We all instantly recognize the fundamental
nature of chaos in our lives. The archetypal creation myth posits that
all originates in Chaos. We all "get it," intuitively.
But generally we are enculturated to fear chaos, to hold it at bay through
so-called "control." Chaos is a very personal experience.
We relate to it viscerally as well as emotionally and intellectually.
When chaos intrudes on our lives, we feel pain, and defend against that pain
with fear, rather than embracing the chaotic dynamic.
In psychology, we have had the idea that we
need a "strong ego," that we need a stable structure in order to
function and cope. But nothing exists in complete order or complete
randomness. We live in a chaotic universe. When we are "far
from equilibrium" change becomes inevitable. Like a bifurcation
point in chaos theory, the old system either falls apart or emerges with a
higher degree of order. Our bifurcations state changes are personal
crossroads, decision points, initiated by perturbations of our systems.

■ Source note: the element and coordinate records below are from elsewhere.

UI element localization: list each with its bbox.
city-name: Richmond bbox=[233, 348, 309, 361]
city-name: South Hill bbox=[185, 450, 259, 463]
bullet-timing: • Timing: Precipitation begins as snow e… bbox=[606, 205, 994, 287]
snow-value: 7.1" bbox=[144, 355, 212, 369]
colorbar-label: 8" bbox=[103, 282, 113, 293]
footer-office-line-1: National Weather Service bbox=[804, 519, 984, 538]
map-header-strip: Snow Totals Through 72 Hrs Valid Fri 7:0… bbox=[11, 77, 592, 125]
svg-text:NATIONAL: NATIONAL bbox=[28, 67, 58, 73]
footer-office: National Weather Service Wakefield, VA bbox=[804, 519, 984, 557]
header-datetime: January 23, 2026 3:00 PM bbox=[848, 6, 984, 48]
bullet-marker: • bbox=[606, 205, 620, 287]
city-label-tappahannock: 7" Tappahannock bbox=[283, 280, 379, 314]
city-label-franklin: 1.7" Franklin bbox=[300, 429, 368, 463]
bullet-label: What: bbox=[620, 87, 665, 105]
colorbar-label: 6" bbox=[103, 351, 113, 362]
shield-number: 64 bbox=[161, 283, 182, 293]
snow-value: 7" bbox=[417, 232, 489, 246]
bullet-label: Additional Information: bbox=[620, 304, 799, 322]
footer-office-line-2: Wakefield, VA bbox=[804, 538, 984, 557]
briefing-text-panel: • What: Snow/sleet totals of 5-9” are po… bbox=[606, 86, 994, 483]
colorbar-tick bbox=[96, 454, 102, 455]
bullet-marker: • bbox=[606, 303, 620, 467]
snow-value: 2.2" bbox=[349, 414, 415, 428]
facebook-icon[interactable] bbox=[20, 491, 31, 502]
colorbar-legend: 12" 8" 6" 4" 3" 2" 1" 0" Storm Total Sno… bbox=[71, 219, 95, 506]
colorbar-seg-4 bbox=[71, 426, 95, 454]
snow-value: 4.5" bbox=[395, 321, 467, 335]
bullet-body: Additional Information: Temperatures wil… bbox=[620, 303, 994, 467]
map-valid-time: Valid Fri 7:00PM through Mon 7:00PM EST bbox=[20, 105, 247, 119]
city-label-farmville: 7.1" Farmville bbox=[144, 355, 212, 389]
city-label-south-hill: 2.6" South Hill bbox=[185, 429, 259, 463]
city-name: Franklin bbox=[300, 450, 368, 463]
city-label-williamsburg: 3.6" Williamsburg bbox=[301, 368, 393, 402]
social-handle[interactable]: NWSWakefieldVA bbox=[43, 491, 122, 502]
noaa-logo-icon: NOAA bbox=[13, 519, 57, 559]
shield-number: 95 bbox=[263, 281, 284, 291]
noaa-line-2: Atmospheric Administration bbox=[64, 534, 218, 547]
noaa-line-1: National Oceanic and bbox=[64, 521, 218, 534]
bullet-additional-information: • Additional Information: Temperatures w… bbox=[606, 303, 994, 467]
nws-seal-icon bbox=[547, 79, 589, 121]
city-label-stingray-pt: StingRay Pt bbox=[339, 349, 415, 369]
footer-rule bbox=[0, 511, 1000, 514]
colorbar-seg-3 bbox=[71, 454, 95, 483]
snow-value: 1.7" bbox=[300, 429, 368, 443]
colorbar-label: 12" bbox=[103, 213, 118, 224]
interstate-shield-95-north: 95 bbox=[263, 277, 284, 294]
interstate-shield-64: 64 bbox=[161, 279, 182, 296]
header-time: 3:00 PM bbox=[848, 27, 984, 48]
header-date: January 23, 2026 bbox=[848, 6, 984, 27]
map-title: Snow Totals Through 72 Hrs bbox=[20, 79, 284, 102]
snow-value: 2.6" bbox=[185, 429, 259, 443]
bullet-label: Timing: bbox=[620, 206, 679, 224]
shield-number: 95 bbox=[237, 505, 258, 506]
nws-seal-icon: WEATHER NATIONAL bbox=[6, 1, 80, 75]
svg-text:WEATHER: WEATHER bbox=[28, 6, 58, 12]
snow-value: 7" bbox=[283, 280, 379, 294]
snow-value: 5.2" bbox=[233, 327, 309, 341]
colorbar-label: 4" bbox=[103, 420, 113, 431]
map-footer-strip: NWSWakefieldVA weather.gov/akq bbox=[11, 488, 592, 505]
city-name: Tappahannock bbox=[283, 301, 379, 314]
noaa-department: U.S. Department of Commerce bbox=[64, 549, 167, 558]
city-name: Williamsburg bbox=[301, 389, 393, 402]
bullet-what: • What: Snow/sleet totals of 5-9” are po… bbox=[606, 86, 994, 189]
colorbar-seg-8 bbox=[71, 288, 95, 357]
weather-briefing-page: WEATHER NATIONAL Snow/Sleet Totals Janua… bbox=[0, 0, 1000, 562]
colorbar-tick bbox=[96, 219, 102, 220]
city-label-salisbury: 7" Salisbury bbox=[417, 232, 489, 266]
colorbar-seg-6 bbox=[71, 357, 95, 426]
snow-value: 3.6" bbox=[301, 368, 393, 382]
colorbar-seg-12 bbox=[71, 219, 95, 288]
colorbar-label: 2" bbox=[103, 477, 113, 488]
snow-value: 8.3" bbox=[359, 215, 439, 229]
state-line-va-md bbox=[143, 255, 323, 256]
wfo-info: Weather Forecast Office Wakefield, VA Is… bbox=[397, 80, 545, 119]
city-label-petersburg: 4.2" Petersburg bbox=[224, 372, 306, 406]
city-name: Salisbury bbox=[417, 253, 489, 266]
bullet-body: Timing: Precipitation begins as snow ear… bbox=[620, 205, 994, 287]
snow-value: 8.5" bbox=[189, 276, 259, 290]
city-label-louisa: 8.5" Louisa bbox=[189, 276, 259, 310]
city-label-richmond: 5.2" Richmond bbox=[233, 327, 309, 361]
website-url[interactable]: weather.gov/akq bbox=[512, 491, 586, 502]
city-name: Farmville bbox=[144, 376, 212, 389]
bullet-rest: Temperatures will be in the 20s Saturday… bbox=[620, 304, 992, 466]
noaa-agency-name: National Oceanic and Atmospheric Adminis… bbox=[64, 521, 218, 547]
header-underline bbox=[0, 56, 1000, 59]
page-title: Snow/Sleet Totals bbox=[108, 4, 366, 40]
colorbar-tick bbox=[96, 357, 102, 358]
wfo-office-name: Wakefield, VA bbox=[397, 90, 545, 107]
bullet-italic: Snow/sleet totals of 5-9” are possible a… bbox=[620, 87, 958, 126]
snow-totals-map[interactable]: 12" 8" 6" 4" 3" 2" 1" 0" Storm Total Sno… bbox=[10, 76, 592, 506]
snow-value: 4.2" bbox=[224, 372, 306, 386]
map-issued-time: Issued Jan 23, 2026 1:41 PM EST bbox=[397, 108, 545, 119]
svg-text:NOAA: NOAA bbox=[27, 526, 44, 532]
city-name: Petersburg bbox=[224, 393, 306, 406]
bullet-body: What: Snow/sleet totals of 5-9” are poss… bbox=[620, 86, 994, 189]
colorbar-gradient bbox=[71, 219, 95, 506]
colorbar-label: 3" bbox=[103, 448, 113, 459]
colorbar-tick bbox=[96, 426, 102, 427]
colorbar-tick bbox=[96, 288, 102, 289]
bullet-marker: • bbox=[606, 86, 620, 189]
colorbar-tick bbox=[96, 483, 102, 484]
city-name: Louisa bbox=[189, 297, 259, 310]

Chaos theory applied to experiential
psychotherapy shows us we actually need to cooperate with chaotic dynamics, to
enter a less-rigid process of flow, submitting outworn aspects of the ego to
dissolution, which increases our adaptability, helping us evolve. The phase
space of non-linear dynamics is analogous to psychic space--our psychophysical
construct of our experience of reality.